One night, while she was in this state, I said to her, “Katha, I don’t know if you can hear me, but we all want for you whatever you want for yourself. If you want to fight this thing and try again, we want that. If you are sick of fighting and ready to be done, that’s ok too.” While I spoke to her, a nurse was doing record keeping at a computer terminal near the foot of her bed. Some time later when I got up to leave, he approached me and said, “You know, if your sister dies right now she will go to hell.”
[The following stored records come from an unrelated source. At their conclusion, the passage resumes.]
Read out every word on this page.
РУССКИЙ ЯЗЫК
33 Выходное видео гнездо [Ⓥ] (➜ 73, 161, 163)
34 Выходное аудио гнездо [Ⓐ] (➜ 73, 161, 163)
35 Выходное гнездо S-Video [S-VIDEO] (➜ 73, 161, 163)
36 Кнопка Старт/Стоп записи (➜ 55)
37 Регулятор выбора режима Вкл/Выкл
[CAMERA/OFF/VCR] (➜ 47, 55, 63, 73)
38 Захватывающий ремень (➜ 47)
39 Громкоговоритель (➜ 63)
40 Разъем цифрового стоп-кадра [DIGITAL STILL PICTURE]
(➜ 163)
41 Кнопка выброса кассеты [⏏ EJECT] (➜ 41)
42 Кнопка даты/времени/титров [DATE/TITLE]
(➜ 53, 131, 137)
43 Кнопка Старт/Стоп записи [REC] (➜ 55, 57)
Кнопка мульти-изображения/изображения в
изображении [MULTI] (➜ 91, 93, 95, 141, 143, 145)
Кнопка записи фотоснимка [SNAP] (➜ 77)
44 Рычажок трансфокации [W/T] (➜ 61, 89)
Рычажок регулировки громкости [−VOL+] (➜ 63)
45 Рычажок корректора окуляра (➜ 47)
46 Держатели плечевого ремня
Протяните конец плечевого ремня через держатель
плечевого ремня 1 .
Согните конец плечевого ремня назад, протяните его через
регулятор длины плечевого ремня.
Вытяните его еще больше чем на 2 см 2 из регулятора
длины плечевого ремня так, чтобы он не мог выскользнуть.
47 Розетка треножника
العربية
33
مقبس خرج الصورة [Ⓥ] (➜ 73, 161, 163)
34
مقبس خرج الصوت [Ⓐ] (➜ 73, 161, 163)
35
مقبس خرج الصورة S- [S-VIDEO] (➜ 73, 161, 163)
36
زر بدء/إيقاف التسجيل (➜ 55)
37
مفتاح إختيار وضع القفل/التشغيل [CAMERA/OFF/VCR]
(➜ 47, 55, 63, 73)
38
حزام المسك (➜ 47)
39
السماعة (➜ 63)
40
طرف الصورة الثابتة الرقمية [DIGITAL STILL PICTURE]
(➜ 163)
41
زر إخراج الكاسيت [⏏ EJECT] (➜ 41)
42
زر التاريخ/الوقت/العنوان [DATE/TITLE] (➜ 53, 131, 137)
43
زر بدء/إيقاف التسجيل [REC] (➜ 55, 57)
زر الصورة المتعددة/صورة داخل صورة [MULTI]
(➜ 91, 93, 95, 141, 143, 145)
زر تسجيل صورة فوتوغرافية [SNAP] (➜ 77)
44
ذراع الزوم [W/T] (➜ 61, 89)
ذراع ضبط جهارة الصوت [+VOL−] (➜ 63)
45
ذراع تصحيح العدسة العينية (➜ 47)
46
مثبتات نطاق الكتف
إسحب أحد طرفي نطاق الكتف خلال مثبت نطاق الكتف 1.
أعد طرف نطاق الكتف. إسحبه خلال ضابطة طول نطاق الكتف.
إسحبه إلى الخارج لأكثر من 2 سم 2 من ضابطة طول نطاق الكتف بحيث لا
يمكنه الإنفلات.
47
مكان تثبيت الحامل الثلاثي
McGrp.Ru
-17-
I was too flabbergasted to respond—incredulous that he would say this to me in a public taxpayer-funded hospital; even more incredulous that he would say it where she could hear, if she could hear. I thanked him for his concern and left.
The Lake of Fire, Everlasting Punishment, Perdition, Gehenna, the Inferno, the Abyss, Outer Darkness Where There Shall be Weeping and Gnashing of Teeth . . . . Hell has many names and conjures many images—all of them aimed at triggering a sense of horror. Some of these names and descriptions arguably can be found in the Bible—the Christian New Testament at least—and threats of eternal torture used to be a fine way for Christian ministers and missionaries to win converts or keep “the faithful” faithful.
Famed Puritan theologian Jonathan Edwards (“Sinners in the Hands of an Angry God”) waxed eloquent on the topic, elaborating why simple annihilation was insufficient punishment to satisfy the demands of divine justice. Two hundred years later, Billy Graham drove tent revivals across America by pounding pulpits about the threat. Anglican author C.S. Lewis, beloved of modern Evangelicals, said, “If you read history you will find that the Christians who did most for the present world were precisely those who thought most of the next” (Mere Christianity).